Manhattan Restaurant Law: Considerations When Buying a Restaurant or Bar

When a restauranteur sells their business, you must retain an attorney experienced in all aspects of the transaction, including the lease assignment and “transfer” of the liquor license.

Liquor License Transfers Lawyer NYC

Liquor Licensees are not allowed to “transfer” a liquor license, in that licenses are not allowed to be sold to or given as a gift to another party. The SLA’s Licensing Department uses the terms “transfer” and “new” applications only to make a distinction between applications for a restaurant or bar that is currently licensed and selling the assets of their business (a transfer) and a restaurant or bar that is not currently licensed (a new license). In both cases, the applicant must apply for their liquor license, including serving the 30-day community board notice and attending a 500-foot hearing, if applicable. The 500 Foot Rule applies to an application for new licenses and a “transfer” of an existing liquor license unless a license has existed at the premises continuously on or before November 1, 1993. ABC Law, Sec. 64(7) (c).

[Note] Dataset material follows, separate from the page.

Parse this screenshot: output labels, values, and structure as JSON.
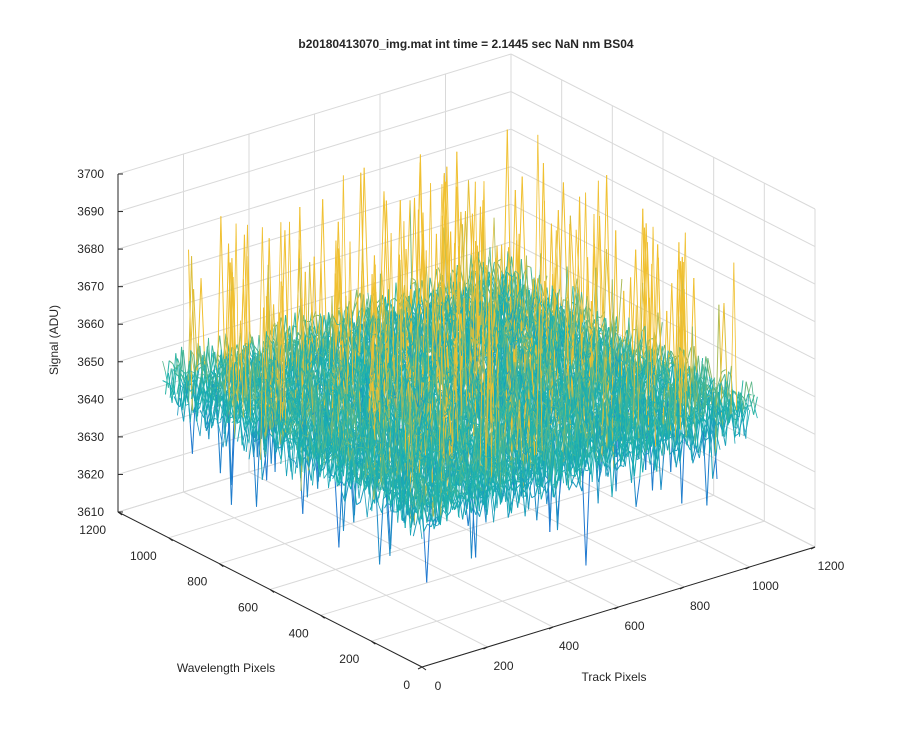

Until a few years ago, restauranteurs sold their businesses by selling corporate stock or “corporate change.” This was done to avoid going through the Community Board liquor license evaluation process. The Alcoholic Beverage Control Law has been changed to close this loophole. Corporate change applications filed with a business sale (a “substantial corporate change”) must go through the Community Board. “Substantial corporate change” is a change in eighty percent (80%) or more of the officers, directors, LLC Managers/Members, and shareholders. It also applies to situations where an existing shareholder or LLC member obtains eighty percent (80%) or more of the shares of a corporation or LLC membership interest in the restaurant/bar. When buying a restaurant through a stock sale, the licensed business has to file a corporate change application to transfer the liquor license, disclosing the new principals or officers joining the corporation or LLC. They must also inform the source of funds (bank statements or loans) to purchase the interest.